Royal Dutch Shell, the lead industry negotiator, said it "hopes to resume negotiations as early as possible".
While the strike began on February 1st, it has since grown and is still ongoing.
Ohio workers join US oil refineries strike

Al Jazeera, 9 February 2015

Workers in northwest Ohio have joined the first nationwide strike at US oil refineries since 1980.

The Blade newspaper of Toledo reported that some 100 BP-Husky Toledo refinery workers began picketing at midnight on Sunday outside the plant in Oregon, Ohio.

A local union official said on Saturday night that about 350 workers would be on strike and planned to start picketing around the clock.

The strike began after negotiations with Shell Oil Company, which is also negotiating the national contract for other oil companies, broke down.

The Ohio workers are joining about 3,800 steelworkers who began a strike on February 1 at refineries from California to Kentucky.

The United Steelworkers union earlier notified BP Plc that workers at refineries in Ohio and Indiana would join the walkout.

The union has said workers want better health care benefits and limits on the use of contractors to replace union members in maintenance jobs.

A spokesman for the United Steelworkers told Al Jazeera the strike was not about wages.

"The main thing that we want people to understand is that this is not a financial strike, it's about safety and going home to our wives and our children," he said.

A BP spokesman said the company expects to continue operating with replacement workers and does not expect a significant effect on production.
Of course, it's just business as usual for the Seven Sisters oil companies. If your workers go on strike, rather than listen to them, just bring in contract replacements... which is exactly the kind of short-sighted practice that leads to incidents like this:
Huge Explosion Rips Through California Oil Refinery, Adding Fuel To Oil Worker Strike

ThinkProgress, 18 February 2015

A huge explosion occurred at the ExxonMobil oil refinery in Torrance, California on Wednesday morning, shaking the homes of residents miles away and injuring at least three people.

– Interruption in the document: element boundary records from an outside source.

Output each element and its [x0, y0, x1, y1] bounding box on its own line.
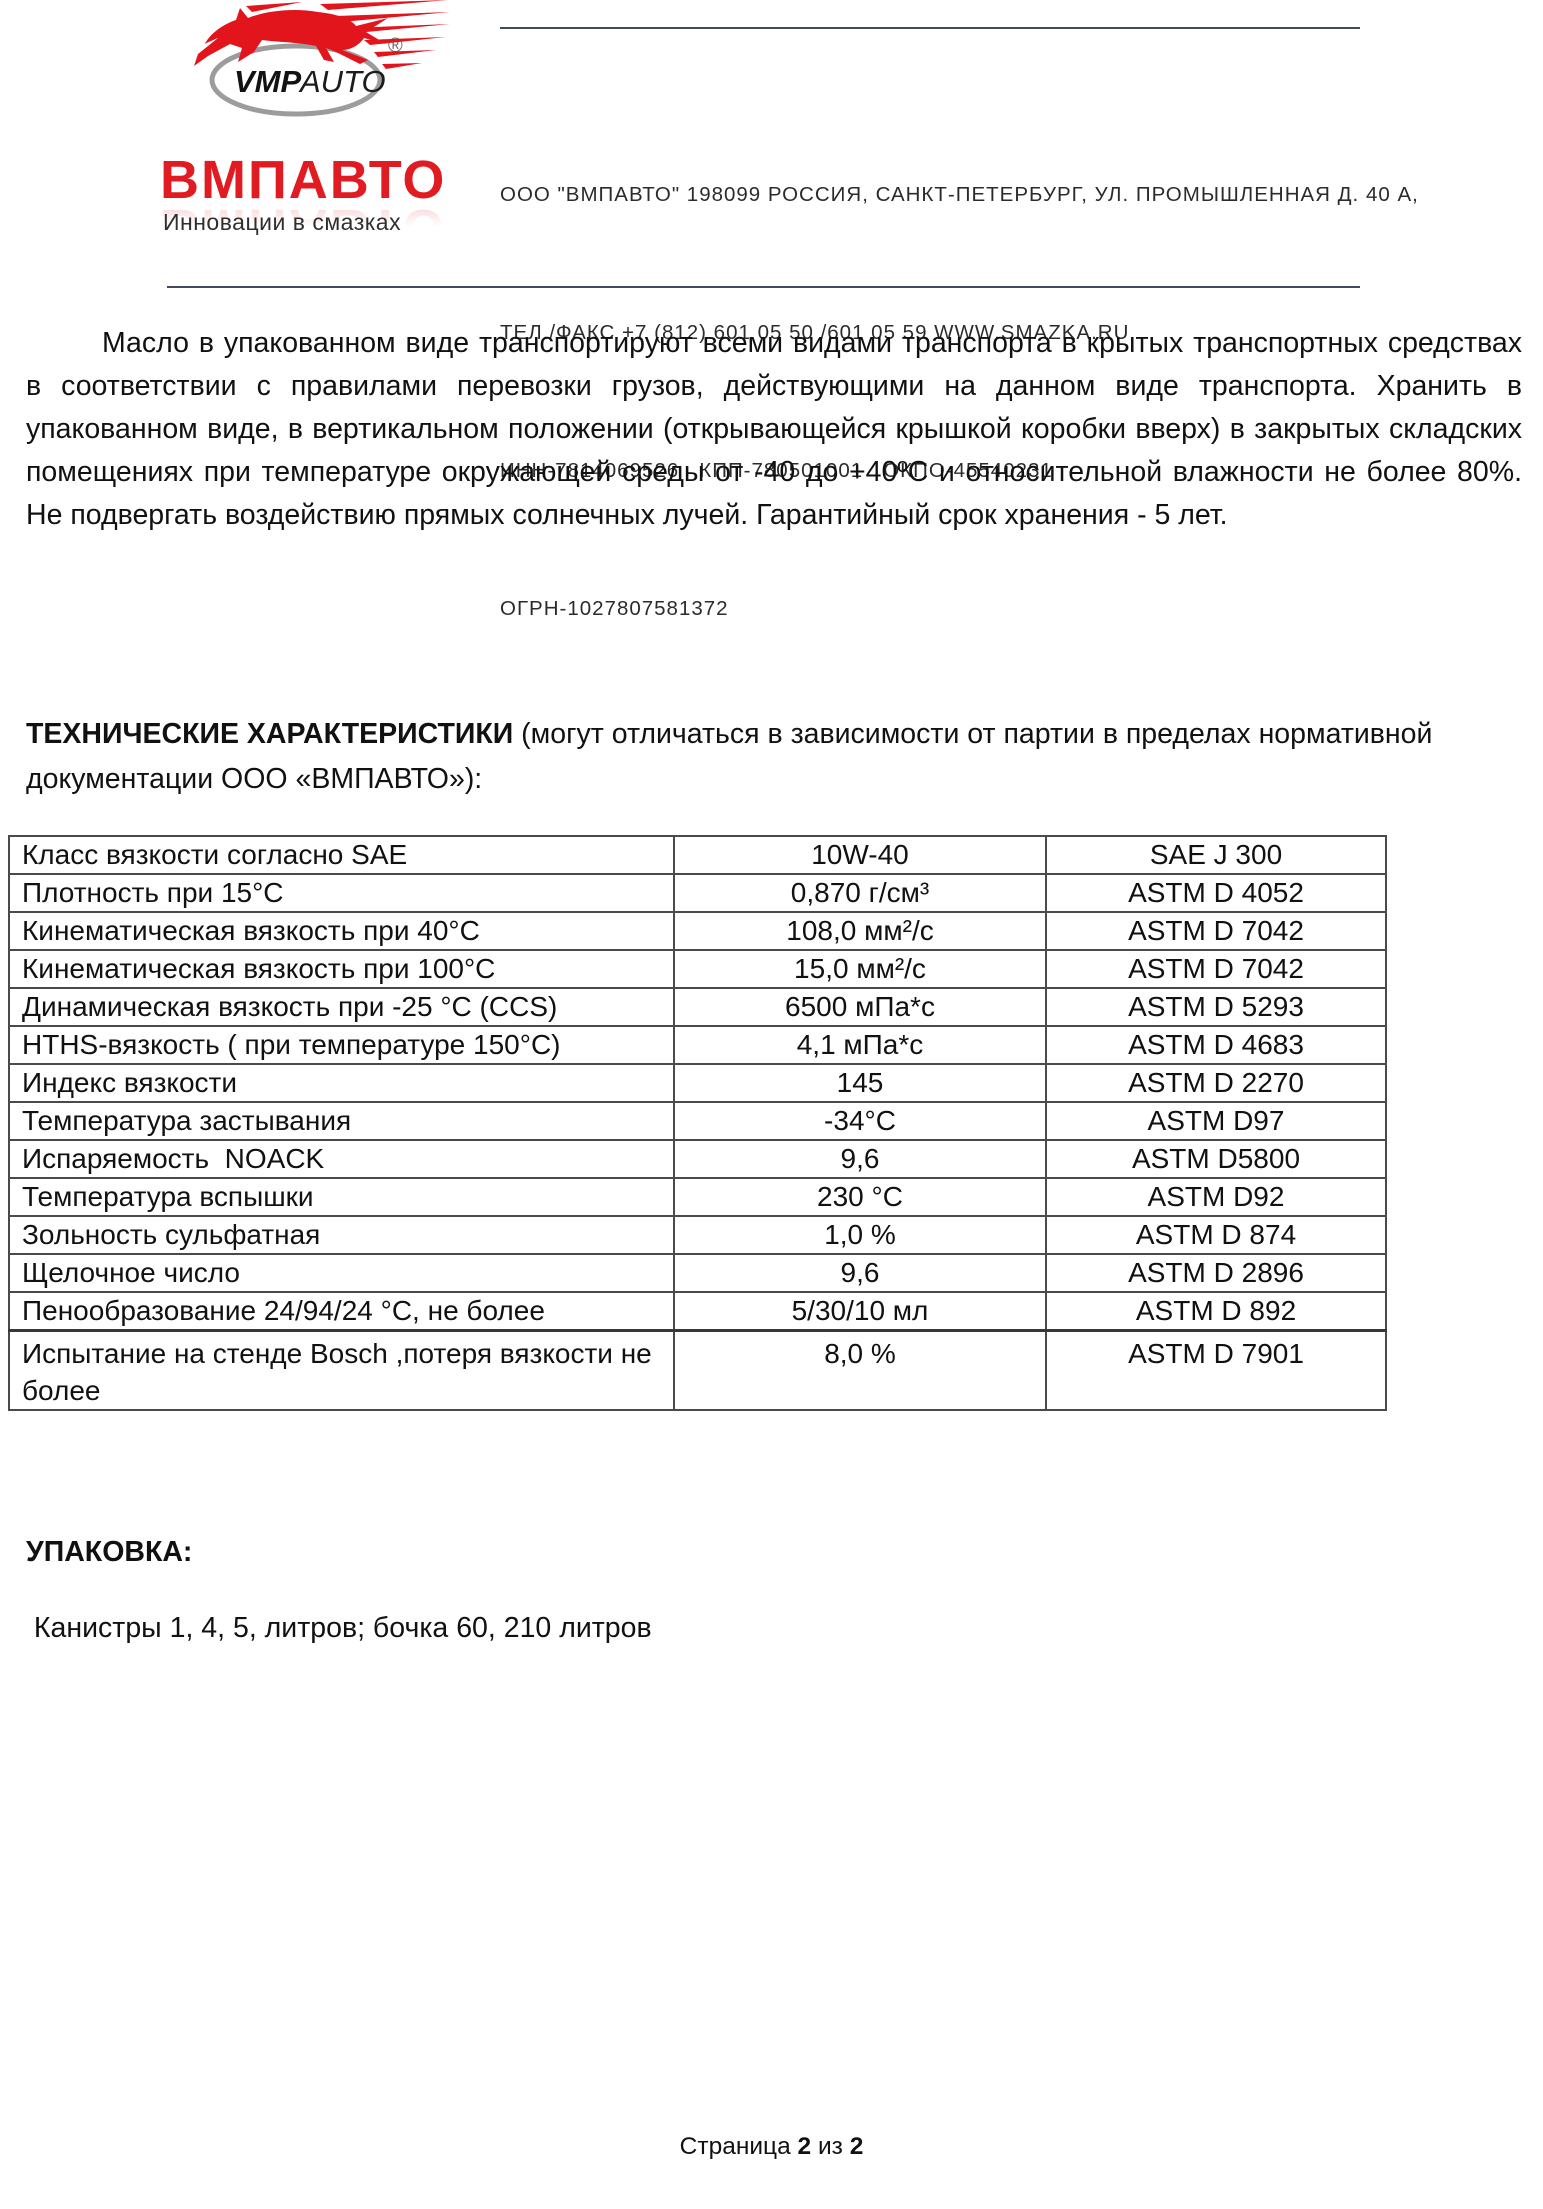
contact-line-ogrn: ОГРН-1027807581372 — [500, 597, 729, 620]
value-cell: 4,1 мПа*с — [673, 1025, 1047, 1065]
table-row: Испытание на стенде Bosch ,потеря вязкос… — [8, 1329, 1387, 1411]
footer-of-word: из — [817, 2133, 843, 2160]
method-cell: ASTM D 5293 — [1045, 987, 1387, 1027]
table-row: Температура вспышки 230 °С ASTM D92 — [8, 1177, 1387, 1217]
horse-icon — [194, 0, 450, 69]
method-cell: ASTM D 2896 — [1045, 1253, 1387, 1293]
method-cell: ASTM D92 — [1045, 1177, 1387, 1217]
param-cell: Кинематическая вязкость при 40°С — [8, 911, 675, 951]
value-cell: 9,6 — [673, 1253, 1047, 1293]
footer-current-page: 2 — [797, 2133, 812, 2160]
param-cell: Испытание на стенде Bosch ,потеря вязкос… — [8, 1329, 675, 1411]
header-bottom-rule — [167, 286, 1360, 288]
table-row: Класс вязкости согласно SAE 10W-40 SAE J 3… — [8, 835, 1387, 875]
logo-oval-text-auto: AUTO — [298, 64, 386, 99]
page-footer: Страница 2 из 2 — [0, 2133, 1543, 2161]
contact-line-address: ООО "ВМПАВТО" 198099 РОССИЯ, САНКТ-ПЕТЕР… — [500, 183, 1419, 206]
value-cell: 8,0 % — [673, 1329, 1047, 1411]
specs-heading-rest: (могут отличаться в зависимости от парти… — [26, 718, 1433, 795]
value-cell: 15,0 мм²/с — [673, 949, 1047, 989]
table-row: Щелочное число 9,6 ASTM D 2896 — [8, 1253, 1387, 1293]
param-cell: Плотность при 15°С — [8, 873, 675, 913]
param-cell: Класс вязкости согласно SAE — [8, 835, 675, 875]
method-cell: SAE J 300 — [1045, 835, 1387, 875]
table-row: Динамическая вязкость при -25 °С (CCS) 65… — [8, 987, 1387, 1027]
table-row: Пенообразование 24/94/24 °С, не более 5/3… — [8, 1291, 1387, 1332]
param-cell: Температура вспышки — [8, 1177, 675, 1217]
param-cell: Кинематическая вязкость при 100°С — [8, 949, 675, 989]
table-row: Испаряемость NOACK 9,6 ASTM D5800 — [8, 1139, 1387, 1179]
value-cell: 9,6 — [673, 1139, 1047, 1179]
contact-line-inn: ИНН-7814069526 КПП-780501001 ОКПО-455402… — [500, 459, 1053, 482]
specs-heading-bold: ТЕХНИЧЕСКИЕ ХАРАКТЕРИСТИКИ — [26, 718, 514, 750]
param-cell: Зольность сульфатная — [8, 1215, 675, 1255]
param-cell: Динамическая вязкость при -25 °С (CCS) — [8, 987, 675, 1027]
value-cell: 5/30/10 мл — [673, 1291, 1047, 1332]
method-cell: ASTM D 7042 — [1045, 911, 1387, 951]
param-cell: Испаряемость NOACK — [8, 1139, 675, 1179]
method-cell: ASTM D 874 — [1045, 1215, 1387, 1255]
brand-tagline: Инновации в смазках — [163, 209, 402, 235]
method-cell: ASTM D 892 — [1045, 1291, 1387, 1332]
value-cell: -34°С — [673, 1101, 1047, 1141]
param-cell: Щелочное число — [8, 1253, 675, 1293]
method-cell: ASTM D 7901 — [1045, 1329, 1387, 1411]
method-cell: ASTM D5800 — [1045, 1139, 1387, 1179]
footer-total-pages: 2 — [849, 2133, 864, 2160]
value-cell: 230 °С — [673, 1177, 1047, 1217]
logo-oval-text-vmp: VMP — [234, 64, 302, 99]
packaging-heading: УПАКОВКА: — [26, 1536, 193, 1568]
brand-wordmark: ВМПАВТО — [160, 150, 447, 210]
table-row: Кинематическая вязкость при 100°С 15,0 мм… — [8, 949, 1387, 989]
contact-line-phone: ТЕЛ./ФАКС +7 (812) 601 05 50 /601 05 59 … — [500, 321, 1130, 344]
packaging-body: Канистры 1, 4, 5, литров; бочка 60, 210 … — [26, 1612, 652, 1644]
value-cell: 10W-40 — [673, 835, 1047, 875]
value-cell: 108,0 мм²/с — [673, 911, 1047, 951]
logo-oval — [209, 43, 383, 117]
table-row: Зольность сульфатная 1,0 % ASTM D 874 — [8, 1215, 1387, 1255]
value-cell: 145 — [673, 1063, 1047, 1103]
specs-table: Класс вязкости согласно SAE 10W-40 SAE J 3… — [8, 835, 1387, 1411]
company-contact-info: ООО "ВМПАВТО" 198099 РОССИЯ, САНКТ-ПЕТЕР… — [500, 80, 1419, 724]
vmpauto-logo-emblem: VMP AUTO ® — [194, 0, 450, 117]
method-cell: ASTM D97 — [1045, 1101, 1387, 1141]
param-cell: Пенообразование 24/94/24 °С, не более — [8, 1291, 675, 1332]
specs-heading: ТЕХНИЧЕСКИЕ ХАРАКТЕРИСТИКИ (могут отлича… — [26, 712, 1522, 802]
table-row: HTHS-вязкость ( при температуре 150°С) 4,… — [8, 1025, 1387, 1065]
table-row: Температура застывания -34°С ASTM D97 — [8, 1101, 1387, 1141]
table-row: Плотность при 15°С 0,870 г/см³ ASTM D 4052 — [8, 873, 1387, 913]
footer-page-word: Страница — [679, 2133, 791, 2160]
method-cell: ASTM D 7042 — [1045, 949, 1387, 989]
table-row: Кинематическая вязкость при 40°С 108,0 мм… — [8, 911, 1387, 951]
header-top-rule — [500, 27, 1360, 29]
param-cell: HTHS-вязкость ( при температуре 150°С) — [8, 1025, 675, 1065]
method-cell: ASTM D 4052 — [1045, 873, 1387, 913]
value-cell: 0,870 г/см³ — [673, 873, 1047, 913]
table-row: Индекс вязкости 145 ASTM D 2270 — [8, 1063, 1387, 1103]
value-cell: 1,0 % — [673, 1215, 1047, 1255]
storage-paragraph: Масло в упакованном виде транспортируют … — [26, 327, 1522, 531]
param-cell: Температура застывания — [8, 1101, 675, 1141]
param-cell: Индекс вязкости — [8, 1063, 675, 1103]
value-cell: 6500 мПа*с — [673, 987, 1047, 1027]
method-cell: ASTM D 2270 — [1045, 1063, 1387, 1103]
method-cell: ASTM D 4683 — [1045, 1025, 1387, 1065]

Aerial photos of the refinery following the incident showed considerable damage. Large metal structures were ripped apart and nearby vehicles were destroyed. A good portion of the refinery was covered in grey ash.

Though fire from the explosion was quickly extinguished, Torrance residents are still being told to remain inside in part due to a resulting gasoline leak.


The workers at the Torrance refinery are represented by United Steelworkers (USW), the same union leading unprecedented oil worker strikes nationwide. Those strikes, the largest of oil workers since 1980, are in part because of what the union sees as dangerous conditions, including leaks and explosions. The union asserts that these dangerous conditions are often caused by improper treatment of workers — unsafe staffing levels, bad training, absentee managment, and "flagrant contracting" number among the union's complaints.

While the workers at the Torrance refinery were not striking, the local USW branch it is represented by — USW Local 675 — is, leading an ongoing strike at the nearby Tesoro oil refinery in Carson, California. On a phone interview with ThinkProgress on Wednesday, USW Local 675's Secretary-Treasurer Dave Campbell said the explosion at Torrance drove home the need for action on behalf of all oil workers who often risk their lives to do their jobs.

"This is one hell of a way to have the point emphasized that we have been trying to make with these companies, trying to make with the public... these safety concerns that we have need to be taken seriously."
In their determination to squeeze Russia into submission, the Seven Sisters are dealing with narrowing profit margins (resulting from the global oil market price they helped to rig) by cutting even more corners at refineries and fueling a downward spiral of strikes, accidents and reduced energy output for a very energy-hungry nation. Talk about cutting off your nose to spite your face.